= Rachel Harriette Busk =

British traveller and folklorist

Rachel Harriette Busk (1831—1907) was a British traveller and folklorist.

==Life==
She was born in 1831, in London.
She was the youngest of five daughters of Hans Busk the elder and his wife Maria; and sister of Hans Busk the younger and of Julia Clara Byrne. She was the sister-in-law of Sir Robert Loder, 1st Baronet through her sister Maria Georgiana.

She collected tales from Italy, Spain, Mongolia and elsewhere. Her collection included folklore, supernatural events, legends of saints, and humorous anecdotal material. Her work on Italian folklore was strongly influenced by the work of Giuseppe Pitrè.

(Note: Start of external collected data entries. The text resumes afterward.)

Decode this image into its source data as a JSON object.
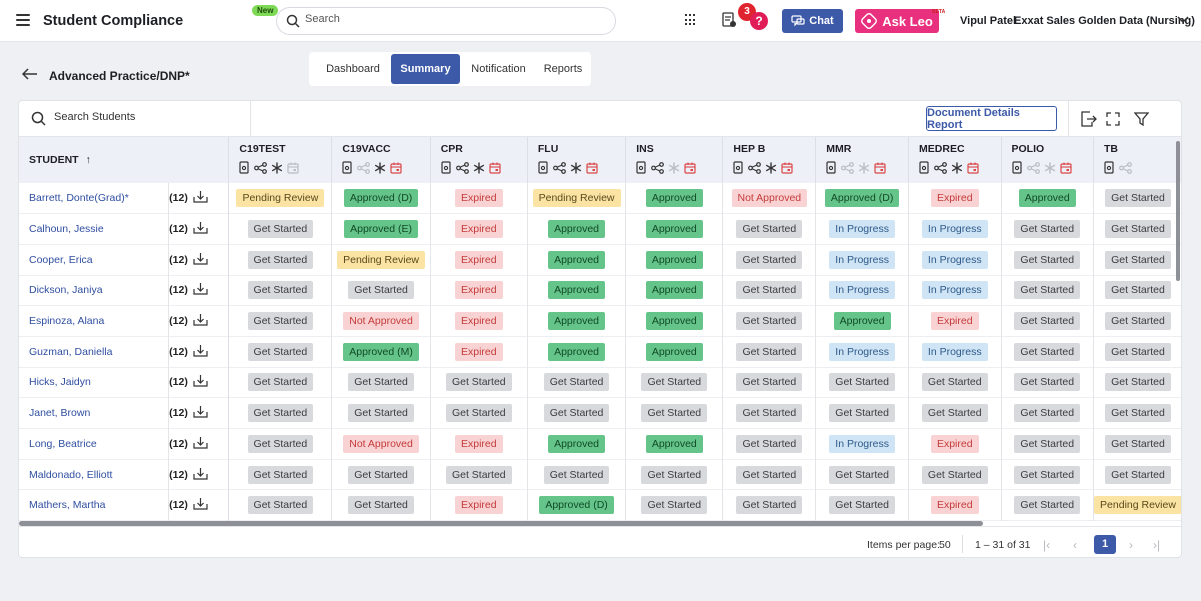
{
  "app": {
    "title": "Student Compliance",
    "new_badge": "New",
    "search_placeholder": "Search",
    "notification_count": "3",
    "help_symbol": "?",
    "chat_label": "Chat",
    "askleo_label": "Ask Leo",
    "beta_label": "BETA",
    "user_name": "Vipul Patel",
    "org_name": "Exxat Sales Golden Data (Nursing)"
  },
  "page": {
    "breadcrumb": "Advanced Practice/DNP*",
    "tabs": [
      {
        "label": "Dashboard",
        "active": false
      },
      {
        "label": "Summary",
        "active": true
      },
      {
        "label": "Notification",
        "active": false
      },
      {
        "label": "Reports",
        "active": false
      }
    ]
  },
  "toolbar": {
    "student_search_placeholder": "Search Students",
    "document_details_report": "Document Details Report"
  },
  "table": {
    "student_header": "STUDENT",
    "columns": [
      {
        "name": "C19TEST",
        "icons": [
          "doc",
          "share",
          "asterisk",
          "calendar"
        ],
        "muted": [
          false,
          false,
          false,
          true
        ]
      },
      {
        "name": "C19VACC",
        "icons": [
          "doc",
          "share",
          "asterisk",
          "calendar"
        ],
        "muted": [
          false,
          true,
          false,
          false
        ]
      },
      {
        "name": "CPR",
        "icons": [
          "doc",
          "share",
          "asterisk",
          "calendar"
        ],
        "muted": [
          false,
          false,
          false,
          false
        ]
      },
      {
        "name": "FLU",
        "icons": [
          "doc",
          "share",
          "asterisk",
          "calendar"
        ],
        "muted": [
          false,
          false,
          false,
          false
        ]
      },
      {
        "name": "INS",
        "icons": [
          "doc",
          "share",
          "asterisk",
          "calendar"
        ],
        "muted": [
          false,
          false,
          true,
          false
        ]
      },
      {
        "name": "HEP B",
        "icons": [
          "doc",
          "share",
          "asterisk",
          "calendar"
        ],
        "muted": [
          false,
          false,
          false,
          false
        ]
      },
      {
        "name": "MMR",
        "icons": [
          "doc",
          "share",
          "asterisk",
          "calendar"
        ],
        "muted": [
          false,
          true,
          true,
          false
        ]
      },
      {
        "name": "MEDREC",
        "icons": [
          "doc",
          "share",
          "asterisk",
          "calendar"
        ],
        "muted": [
          false,
          false,
          false,
          false
        ]
      },
      {
        "name": "POLIO",
        "icons": [
          "doc",
          "share",
          "asterisk",
          "calendar"
        ],
        "muted": [
          false,
          true,
          true,
          false
        ]
      },
      {
        "name": "TB",
        "icons": [
          "doc",
          "share"
        ],
        "muted": [
          false,
          true
        ]
      }
    ],
    "rows": [
      {
        "name": "Barrett, Donte(Grad)*",
        "count": "(12)",
        "statuses": [
          "Pending Review",
          "Approved (D)",
          "Expired",
          "Pending Review",
          "Approved",
          "Not Approved",
          "Approved (D)",
          "Expired",
          "Approved",
          "Get Started"
        ]
      },
      {
        "name": "Calhoun, Jessie",
        "count": "(12)",
        "statuses": [
          "Get Started",
          "Approved (E)",
          "Expired",
          "Approved",
          "Approved",
          "Get Started",
          "In Progress",
          "In Progress",
          "Get Started",
          "Get Started"
        ]
      },
      {
        "name": "Cooper, Erica",
        "count": "(12)",
        "statuses": [
          "Get Started",
          "Pending Review",
          "Expired",
          "Approved",
          "Approved",
          "Get Started",
          "In Progress",
          "In Progress",
          "Get Started",
          "Get Started"
        ]
      },
      {
        "name": "Dickson, Janiya",
        "count": "(12)",
        "statuses": [
          "Get Started",
          "Get Started",
          "Expired",
          "Approved",
          "Approved",
          "Get Started",
          "In Progress",
          "In Progress",
          "Get Started",
          "Get Started"
        ]
      },
      {
        "name": "Espinoza, Alana",
        "count": "(12)",
        "statuses": [
          "Get Started",
          "Not Approved",
          "Expired",
          "Approved",
          "Approved",
          "Get Started",
          "Approved",
          "Expired",
          "Get Started",
          "Get Started"
        ]
      },
      {
        "name": "Guzman, Daniella",
        "count": "(12)",
        "statuses": [
          "Get Started",
          "Approved (M)",
          "Expired",
          "Approved",
          "Approved",
          "Get Started",
          "In Progress",
          "In Progress",
          "Get Started",
          "Get Started"
        ]
      },
      {
        "name": "Hicks, Jaidyn",
        "count": "(12)",
        "statuses": [
          "Get Started",
          "Get Started",
          "Get Started",
          "Get Started",
          "Get Started",
          "Get Started",
          "Get Started",
          "Get Started",
          "Get Started",
          "Get Started"
        ]
      },
      {
        "name": "Janet, Brown",
        "count": "(12)",
        "statuses": [
          "Get Started",
          "Get Started",
          "Get Started",
          "Get Started",
          "Get Started",
          "Get Started",
          "Get Started",
          "Get Started",
          "Get Started",
          "Get Started"
        ]
      },
      {
        "name": "Long, Beatrice",
        "count": "(12)",
        "statuses": [
          "Get Started",
          "Not Approved",
          "Expired",
          "Approved",
          "Approved",
          "Get Started",
          "In Progress",
          "Expired",
          "Get Started",
          "Get Started"
        ]
      },
      {
        "name": "Maldonado, Elliott",
        "count": "(12)",
        "statuses": [
          "Get Started",
          "Get Started",
          "Get Started",
          "Get Started",
          "Get Started",
          "Get Started",
          "Get Started",
          "Get Started",
          "Get Started",
          "Get Started"
        ]
      },
      {
        "name": "Mathers, Martha",
        "count": "(12)",
        "statuses": [
          "Get Started",
          "Get Started",
          "Expired",
          "Approved (D)",
          "Get Started",
          "Get Started",
          "Get Started",
          "Expired",
          "Get Started",
          "Pending Review"
        ]
      }
    ]
  },
  "pagination": {
    "items_per_page_label": "Items per page:",
    "items_per_page_value": "50",
    "range": "1 – 31 of 31",
    "current_page": "1"
  },
  "colors": {
    "primary": "#3d5aa9",
    "askleo": "#e8307e",
    "approved": "#65c48a",
    "pending": "#fbe3a3",
    "expired": "#f9d3d3",
    "get_started": "#d7d9dd",
    "in_progress": "#cfe4f5"
  }
}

She converted to Catholicism in 1858 and lived in Rome after 1862.

She died at Members' Mansions, Westminster, on 1 March 1907, and was buried in the family vault at Frant, near Tunbridge Wells.

==Works==
- Patranas or Spanish Stories (1870)
- Household Stories from the Land of Hofer, or Popular Myths of Tirol (1871)
- Sagas from the Far East: Kalmouk and Mongol Tales (1873).
- The Folk-lore of Rome (1874)
- The Valleys of Tirol (1874)
- The Folk-Songs of Italy (1887)

== Bibliography ==

- Hopkin, David (2018). “‘Imagine I am the Creatura’: Biography of Rachel Busk, a British Folklorist in Europe”, in BEROSE - International Encyclopaedia of the Histories of Anthropology, Paris.